El cuerpo de la difunta reina sería depositado en el Real Convento de Santa Ana de la ciudad pacense. Una vez trasladado el mismo al Panteón Real del Monasterio de San Lorenzo de El Escorial, quedarían en Badajoz lo que se darían en llamar las entrañas de la reina, entendiéndose como tal los órganos y vísceras de Doña Ana de Austria, incluyéndose entre ellos el feto del infante que en su vientre se estaba gestando, fallecido con ella.

Jesús López, autor del blog Extremos del Duero, se hace eco de este hecho a través de una entrada publicada el pasado día 15 del presente mes en el espacio que regenta en la red. En la elaboración del artículo, Extremadura: caminos de cultura ha tenido el honor de poder colaborar. Una ocasión más en que los dos blogs se encuentran, como ya lo hicieran en el pasado y en reiteradas oportunidades, aprovechando cualquier circunstancia que se presente para poder divulgar la cultura, arte e historia de nuestra región. Más aún si es al lado de un colega bloguero y amigo personal como es Jesús.

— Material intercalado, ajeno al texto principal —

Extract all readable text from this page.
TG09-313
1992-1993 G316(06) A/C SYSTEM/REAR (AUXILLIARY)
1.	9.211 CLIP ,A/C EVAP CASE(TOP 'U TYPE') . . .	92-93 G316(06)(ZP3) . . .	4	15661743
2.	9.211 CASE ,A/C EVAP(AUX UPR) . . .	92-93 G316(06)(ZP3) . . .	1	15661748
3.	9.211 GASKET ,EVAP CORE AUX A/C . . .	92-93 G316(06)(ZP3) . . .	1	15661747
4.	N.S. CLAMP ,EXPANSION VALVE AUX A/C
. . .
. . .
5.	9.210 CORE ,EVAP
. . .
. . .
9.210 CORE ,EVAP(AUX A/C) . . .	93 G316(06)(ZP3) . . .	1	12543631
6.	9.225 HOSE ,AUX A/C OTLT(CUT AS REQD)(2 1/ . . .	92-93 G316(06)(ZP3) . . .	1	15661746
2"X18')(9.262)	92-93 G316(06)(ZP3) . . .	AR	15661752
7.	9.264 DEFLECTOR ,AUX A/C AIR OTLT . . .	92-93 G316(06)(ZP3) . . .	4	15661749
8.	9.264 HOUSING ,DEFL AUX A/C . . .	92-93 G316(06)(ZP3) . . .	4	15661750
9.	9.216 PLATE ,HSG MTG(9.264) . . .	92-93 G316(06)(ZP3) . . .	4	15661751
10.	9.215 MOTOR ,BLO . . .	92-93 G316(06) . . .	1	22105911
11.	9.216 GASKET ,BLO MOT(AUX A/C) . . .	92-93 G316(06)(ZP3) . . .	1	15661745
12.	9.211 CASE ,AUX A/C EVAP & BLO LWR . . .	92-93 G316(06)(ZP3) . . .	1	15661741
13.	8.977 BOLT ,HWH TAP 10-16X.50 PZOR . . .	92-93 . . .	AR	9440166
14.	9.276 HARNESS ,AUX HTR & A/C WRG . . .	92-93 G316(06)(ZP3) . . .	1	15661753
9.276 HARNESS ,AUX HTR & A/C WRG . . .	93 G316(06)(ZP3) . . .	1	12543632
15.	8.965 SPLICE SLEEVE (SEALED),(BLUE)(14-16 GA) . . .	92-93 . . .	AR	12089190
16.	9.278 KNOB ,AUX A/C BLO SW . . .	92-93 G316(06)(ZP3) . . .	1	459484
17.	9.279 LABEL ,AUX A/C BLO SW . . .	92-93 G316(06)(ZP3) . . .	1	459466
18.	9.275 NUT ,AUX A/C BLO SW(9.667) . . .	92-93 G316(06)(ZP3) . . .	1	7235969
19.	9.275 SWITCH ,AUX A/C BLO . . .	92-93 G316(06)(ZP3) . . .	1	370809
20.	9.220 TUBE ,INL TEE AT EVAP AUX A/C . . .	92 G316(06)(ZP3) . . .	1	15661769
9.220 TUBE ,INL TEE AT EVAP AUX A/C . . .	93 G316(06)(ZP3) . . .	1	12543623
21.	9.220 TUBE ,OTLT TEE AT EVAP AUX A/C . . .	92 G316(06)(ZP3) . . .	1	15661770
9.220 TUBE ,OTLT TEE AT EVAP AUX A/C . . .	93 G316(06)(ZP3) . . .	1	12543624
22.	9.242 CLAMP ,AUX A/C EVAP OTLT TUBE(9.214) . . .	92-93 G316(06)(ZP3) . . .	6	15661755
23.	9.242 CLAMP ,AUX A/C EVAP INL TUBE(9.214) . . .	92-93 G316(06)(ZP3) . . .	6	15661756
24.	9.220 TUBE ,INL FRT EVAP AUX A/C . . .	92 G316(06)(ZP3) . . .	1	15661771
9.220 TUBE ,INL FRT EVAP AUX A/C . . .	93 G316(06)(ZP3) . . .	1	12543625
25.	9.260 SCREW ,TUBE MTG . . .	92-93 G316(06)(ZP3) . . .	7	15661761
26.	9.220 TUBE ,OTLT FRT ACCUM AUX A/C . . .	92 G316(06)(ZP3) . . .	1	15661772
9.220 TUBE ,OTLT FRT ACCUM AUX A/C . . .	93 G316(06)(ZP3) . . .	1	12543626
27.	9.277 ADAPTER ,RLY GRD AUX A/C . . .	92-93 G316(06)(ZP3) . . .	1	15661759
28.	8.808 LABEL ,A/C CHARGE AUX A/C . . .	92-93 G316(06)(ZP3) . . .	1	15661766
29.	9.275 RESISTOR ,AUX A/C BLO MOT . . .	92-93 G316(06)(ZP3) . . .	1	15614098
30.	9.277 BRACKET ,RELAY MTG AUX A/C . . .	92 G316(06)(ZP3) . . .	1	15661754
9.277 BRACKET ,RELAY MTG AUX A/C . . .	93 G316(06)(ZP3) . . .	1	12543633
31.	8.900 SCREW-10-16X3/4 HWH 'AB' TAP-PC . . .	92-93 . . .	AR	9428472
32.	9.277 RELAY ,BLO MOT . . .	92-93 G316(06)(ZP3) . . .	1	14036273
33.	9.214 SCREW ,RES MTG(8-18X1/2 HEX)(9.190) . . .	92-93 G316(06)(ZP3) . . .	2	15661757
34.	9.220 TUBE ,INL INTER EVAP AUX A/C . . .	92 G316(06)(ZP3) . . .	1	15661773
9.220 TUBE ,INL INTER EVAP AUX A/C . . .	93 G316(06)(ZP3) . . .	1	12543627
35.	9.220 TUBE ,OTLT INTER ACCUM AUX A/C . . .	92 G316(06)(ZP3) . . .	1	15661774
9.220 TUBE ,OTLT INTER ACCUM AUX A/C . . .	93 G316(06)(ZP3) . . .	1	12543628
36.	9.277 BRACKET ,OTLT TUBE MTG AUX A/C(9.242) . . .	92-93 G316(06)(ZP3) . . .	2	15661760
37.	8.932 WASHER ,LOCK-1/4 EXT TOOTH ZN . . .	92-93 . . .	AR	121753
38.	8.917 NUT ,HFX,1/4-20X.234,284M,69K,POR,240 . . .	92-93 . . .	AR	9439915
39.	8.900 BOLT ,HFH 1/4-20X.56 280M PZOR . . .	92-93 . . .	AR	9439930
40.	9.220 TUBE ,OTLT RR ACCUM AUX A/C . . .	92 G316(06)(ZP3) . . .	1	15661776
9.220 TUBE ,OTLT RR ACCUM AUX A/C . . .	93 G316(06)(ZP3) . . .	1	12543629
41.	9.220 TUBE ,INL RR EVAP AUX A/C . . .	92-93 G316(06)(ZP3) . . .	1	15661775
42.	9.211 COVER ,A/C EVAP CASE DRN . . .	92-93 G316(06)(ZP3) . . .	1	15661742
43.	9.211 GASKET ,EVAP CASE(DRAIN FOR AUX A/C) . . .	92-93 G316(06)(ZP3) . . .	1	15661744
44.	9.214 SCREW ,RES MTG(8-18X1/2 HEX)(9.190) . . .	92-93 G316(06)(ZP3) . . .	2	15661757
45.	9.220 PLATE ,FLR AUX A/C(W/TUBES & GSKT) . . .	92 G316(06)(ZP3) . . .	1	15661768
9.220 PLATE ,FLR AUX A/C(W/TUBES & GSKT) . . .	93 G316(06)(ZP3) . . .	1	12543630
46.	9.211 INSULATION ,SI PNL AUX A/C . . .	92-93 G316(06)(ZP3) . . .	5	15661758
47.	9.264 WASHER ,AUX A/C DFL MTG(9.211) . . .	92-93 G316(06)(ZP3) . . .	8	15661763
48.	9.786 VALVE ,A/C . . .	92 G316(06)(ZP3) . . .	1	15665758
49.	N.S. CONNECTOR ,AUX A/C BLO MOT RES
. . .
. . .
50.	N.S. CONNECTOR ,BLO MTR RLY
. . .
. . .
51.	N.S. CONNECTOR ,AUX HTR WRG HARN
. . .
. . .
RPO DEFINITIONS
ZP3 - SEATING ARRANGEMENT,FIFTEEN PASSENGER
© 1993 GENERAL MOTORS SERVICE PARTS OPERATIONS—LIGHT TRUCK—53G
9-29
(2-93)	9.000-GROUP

Bajo estas líneas podréis encontrar el enlace que conduce al escrito. Su título: "Las entrañas de una reina (Ana de Austria)". Deseando que os guste, por mi parte sólo resta darle la enhorabuena a Jesús por el resultado, y mil gracias por haber querido contar para su elaboración con Extremadura: caminos de cultura, propiciando una vez más la colaboración y el entendimiento entre blogs.


martes, 7 de marzo de 2017

Colaboraciones de Extremadura, caminos de cultura: Convento de Santa María de Jesús en Salvatierra de los Barros, en el Rincón de la Memoria, de Canal Extremadura Radio


Charo López, periodista de Canal Extremadura Radio, sigue decidida a rescatar del olvido monumentos y lugares que forman parte de la historia de Extremadura. Desde el año 2.013 se emite semanalmente un pequeño programa que quiso denominar El Rincón de la Memoria. Recorriendo la región, desde este espacio radiofónico se ofrece al oyente la oportunidad de conocer en cada ocasión un nuevo enclave que, a su vez, queda así promocionado ante las pocas noticias o falta de conocimiento que recae sobre los mismos.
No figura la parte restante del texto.